Shuttle simulations might last three or four days, and to get certified to work an actual launch and landing, a flight director may have completed hundreds of simulations before doing it for real. “They give you all these failures—to the point where it is almost unrealistic—to see how we’ll react,” says Ridings.
Still, even after hundreds of hours of practicing far-fetched disaster scenarios, real missions occasionally serve up surprises. One frequently cited by flight directors is the March 1992 STS-49 mission to rescue an Intelsat communications satellite stranded in an unusable orbit. The shuttle crew’s task was to attach a new rocket motor to the satellite that would boost it to the proper altitude. The original plan had been for a spacewalking astronaut at the end of the shuttle’s robot arm to snare the satellite with a special capture bar and bring it into the shuttle cargo bay. When that failed several times, the astronauts themselves proposed a workaround: Send out three spacewalkers, which had never been tried before, to grab the two-ton beast by hand and coax it into the bay.
It worked. But after the astronauts attached a booster rocket to the satellite and reentered the shuttle, another glitch occurred. When the crew flipped a pair of switches to activate a spring that would eject the satellite from the shuttle, nothing happened. “Now we’re sitting there with a satellite in our payload bay, with a rocket motor that might be getting ready to fire off,” recalls Phil Engelauf, who was a flight director for the mission.
Stumped by a potentially dangerous situation they’d never trained for, the ground controllers set to work. Engelauf remembers Jeff Hanley, then a mission control payload officer responsible for the vehicle’s cargo, poring over the shuttle’s wiring diagrams. “He was sitting in front of me with these long, fold-out drawings tracing through the entire system,” says Engelauf. Hanley had a hunch: The arming and firing circuits could have been wired backward. “Instead of arming the A circuit and firing the B circuit, Hanley wanted to arm the B circuit and fire the A circuit. So we read the instructions up to the crew and I remember you could cut the tension and suspense with a knife as we counted down…three…two…one…fire…

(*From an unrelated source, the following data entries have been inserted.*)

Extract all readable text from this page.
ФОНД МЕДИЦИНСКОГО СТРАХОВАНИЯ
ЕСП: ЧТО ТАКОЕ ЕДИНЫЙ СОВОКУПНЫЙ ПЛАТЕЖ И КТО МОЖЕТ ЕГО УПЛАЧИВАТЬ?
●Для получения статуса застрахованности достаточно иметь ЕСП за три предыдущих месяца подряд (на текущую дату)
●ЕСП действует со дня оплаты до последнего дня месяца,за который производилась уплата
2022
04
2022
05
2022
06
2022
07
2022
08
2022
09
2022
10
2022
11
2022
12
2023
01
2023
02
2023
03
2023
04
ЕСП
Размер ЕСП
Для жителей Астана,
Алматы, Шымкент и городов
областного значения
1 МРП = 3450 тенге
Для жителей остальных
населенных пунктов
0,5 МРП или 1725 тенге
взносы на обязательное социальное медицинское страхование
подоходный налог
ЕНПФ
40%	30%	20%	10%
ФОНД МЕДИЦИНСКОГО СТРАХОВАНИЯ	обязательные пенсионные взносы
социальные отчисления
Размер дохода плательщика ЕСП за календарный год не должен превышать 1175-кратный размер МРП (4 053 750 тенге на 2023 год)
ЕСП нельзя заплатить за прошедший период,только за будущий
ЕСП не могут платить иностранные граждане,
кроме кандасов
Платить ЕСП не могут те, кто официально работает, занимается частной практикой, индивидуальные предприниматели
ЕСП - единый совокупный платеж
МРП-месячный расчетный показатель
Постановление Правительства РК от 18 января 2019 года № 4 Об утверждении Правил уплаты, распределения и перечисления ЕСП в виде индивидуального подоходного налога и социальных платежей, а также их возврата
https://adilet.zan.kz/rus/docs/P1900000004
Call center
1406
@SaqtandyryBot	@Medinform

and sure enough, the satellite left the payload bay.”
Intuition like Hanley’s amounts to a sixth sense, says Gene Kranz, the legendary NASA flight director who handled mission control’s most famous “save” after an oxygen tank on the Apollo 13 spacecraft exploded on the way to the moon in 1970. “There’s a gut feeling, an almost intuitive response to things that are happening around you,” he says. “It’s like chess,” says former astronaut and NASA head of spaceflight Bill Readdy. “You have to always think several moves ahead.”
So it was with an emergency on the space station on Super Bowl Sunday, February 3, 2002. When a software glitch took down the station’s Russian-run computers shortly before midnight, there wasn’t much Bryan Lunney, the flight director on duty, could do but watch and wait. The Russian computers fed data to the station’s gyroscopes, which were essential for holding the station’s position stable. Two hours after the first computer failed, the backup system also crashed. “We’d seen similar things in the past,” says Lunney, whose father was the Apollo-era flight director Glynn Lunney. “It’s normally no big deal. But when the second computer failed, we started thinking about what to do if the third one failed too.”
Sure enough, the third computer also shut down. With data no longer being supplied by its gyroscopes, the ISS began a very slow tumble. Consequently, the huge solar arrays were no longer pointing at the sun. And without a steady supply of solar-derived electricity, the controllers knew things would get dark and cold pretty fast. “If the station runs out of power, that’s bad,” says Lunney. “There is no good way to jumpstart it.”
Not sure how long the computers would be down, and never having trained for a triple-computer failure, Lunney turned for help to his PHALCON (power generation, storage, and power distribution) flight controller, who offered a simple, almost primitive solution: Have the crew look out the window, find the sun, then manually rotate the arrays toward the light. “He came up with this procedure on the fly,” says Lunney. “It had never been done before.”
The PHALCON controller devised a crude table that divided the station into four viewing areas—deck, forward, overhead, and aft—with corresponding angles for each section. For example, if the sun was visible through the aft portal, the crew should tilt one solar array to 90 degrees and the other to 270. Because radio communications on the drifting station were also intermittent, mission control would have less than five minutes to read the instructions up to the astronauts. “We practiced reading it aloud a couple of times to see how long it took,” remembers Lunney. “I was nervous and the adrenalin was certainly flowing.” But the solar arrays eked out enough juice to keep the station powered up until the Russians finally got their computers back online. Visible relief swept through mission control. Says Lunney, “I felt like a fireman who’d walked out of a burning house having just rescued the kids from the bedroom.”